Je me rendis à Versailles pour y passer la revue de mes troupes et leur expliquer les nouvelles circonstances dans lesquelles elles se trouvaient; mais, à peine en route pour m'y rendre, je reçus la nouvelle qu'une grande insurrection venait d'éclater. Les soldats criaient à la trahison. Les généraux étaient en fuite et les troupes se mettaient en marche pour rejoindre Napoléon. Elles n'eussent pas fait deux lieues sans avoir sur les bras des forces qui les auraient détruites. Je pensai que c'était à moi à les ramener à la discipline, à l'obéissance et enfin à les sauver. Je hâtai ma marche. A chaque quart de lieue, je trouvais des messages plus alarmants. Enfin j'atteignis la barrière de Versailles, et j'y trouvai tous les généraux réunis; mais le corps d'armée était en marche dans la direction de Rambouillet. Lorsque j'eus fait connaître aux généraux mon intention de rejoindre les troupes, ils m'engagèrent fort à ne pas exécuter ce projet. Le général Compans me dit: «Gardez-vous-en bien, monsieur le maréchal, les soldats vous tireront des coups de fusil.--Libre à vous, messieurs, de rester, leur dis-je, si cela vous convient. Quant à moi, mon parti est pris. Dans une heure, je n'existerai plus, ou bien j'aurai fait reconnaître mon autorité.» Là-dessus je me mis à suivre la queue de la colonne à une certaine distance.

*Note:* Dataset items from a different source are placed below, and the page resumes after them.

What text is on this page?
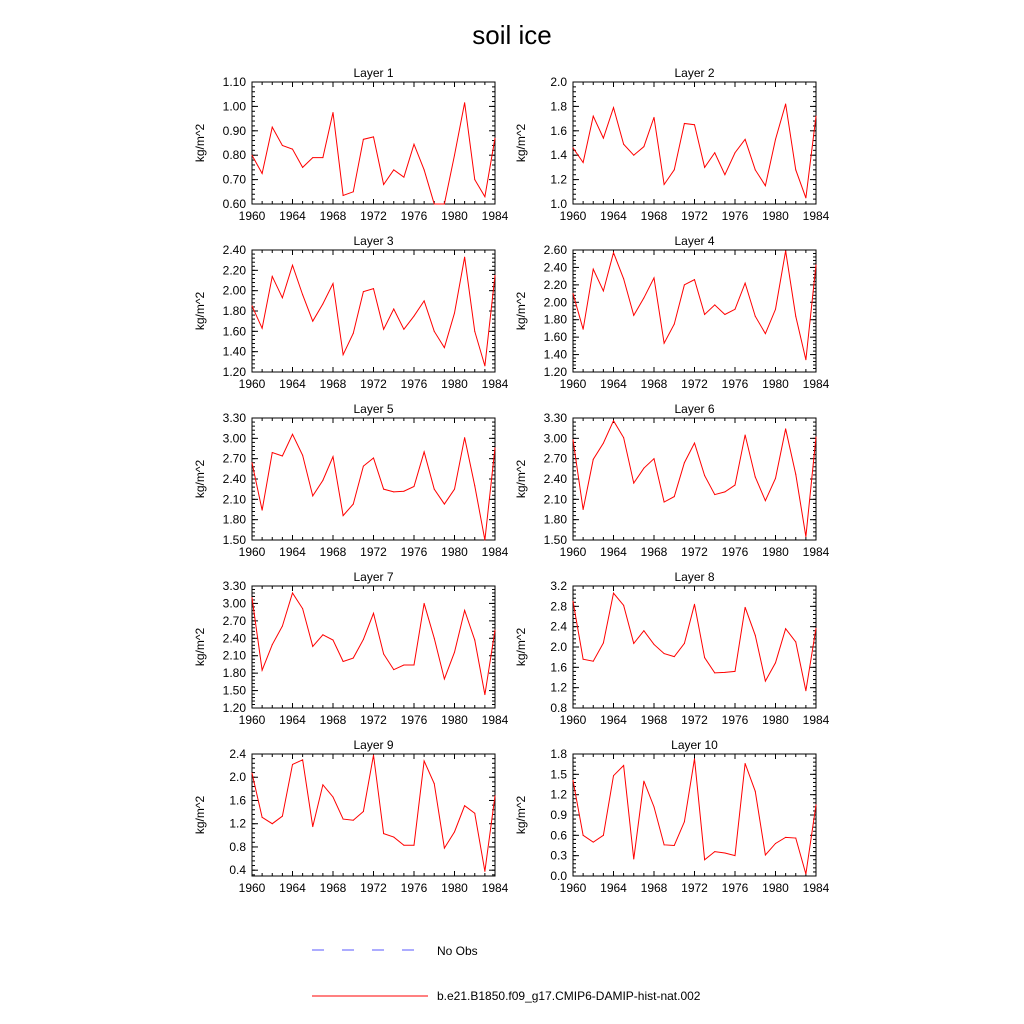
soil ice
Layer 1
kg/m^2
1960 1964 1968 1972 1976 1980 1984
0.60
0.70
0.80
0.90
1.00
1.10
Layer 2
kg/m^2
1960 1964 1968 1972 1976 1980 1984
1.0
1.2
1.4
1.6
1.8
2.0
Layer 3
kg/m^2
1960 1964 1968 1972 1976 1980 1984
1.20
1.40
1.60
1.80
2.00
2.20
2.40
Layer 4
kg/m^2
1960 1964 1968 1972 1976 1980 1984
1.20
1.40
1.60
1.80
2.00
2.20
2.40
2.60
Layer 5
kg/m^2
1960 1964 1968 1972 1976 1980 1984
1.50
1.80
2.10
2.40
2.70
3.00
3.30
Layer 6
kg/m^2
1960 1964 1968 1972 1976 1980 1984
1.50
1.80
2.10
2.40
2.70
3.00
3.30
Layer 7
kg/m^2
1960 1964 1968 1972 1976 1980 1984
1.20
1.50
1.80
2.10
2.40
2.70
3.00
3.30
Layer 8
kg/m^2
1960 1964 1968 1972 1976 1980 1984
0.8
1.2
1.6
2.0
2.4
2.8
3.2
Layer 9
kg/m^2
1960 1964 1968 1972 1976 1980 1984
0.4
0.8
1.2
1.6
2.0
2.4
Layer 10
kg/m^2
1960 1964 1968 1972 1976 1980 1984
0.0
0.3
0.6
0.9
1.2
1.5
1.8
No Obs
b.e21.B1850.f09_g17.CMIP6-DAMIP-hist-nat.002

Il y avait beaucoup de soldats ivres. Il fallait leur donner le temps de retrouver leur raison.
J'envoyai un aide de camp pour voir leur contenance. Il revint et me dit qu'ils ne vociféraient plus et marchaient en silence. Un second aide de camp fut envoyé et annonça partout ma prochaine arrivée. Enfin un troisième apporta l'ordre de ma part de faire halte, et aux officiers de se réunir par brigade à la gauche de leurs corps.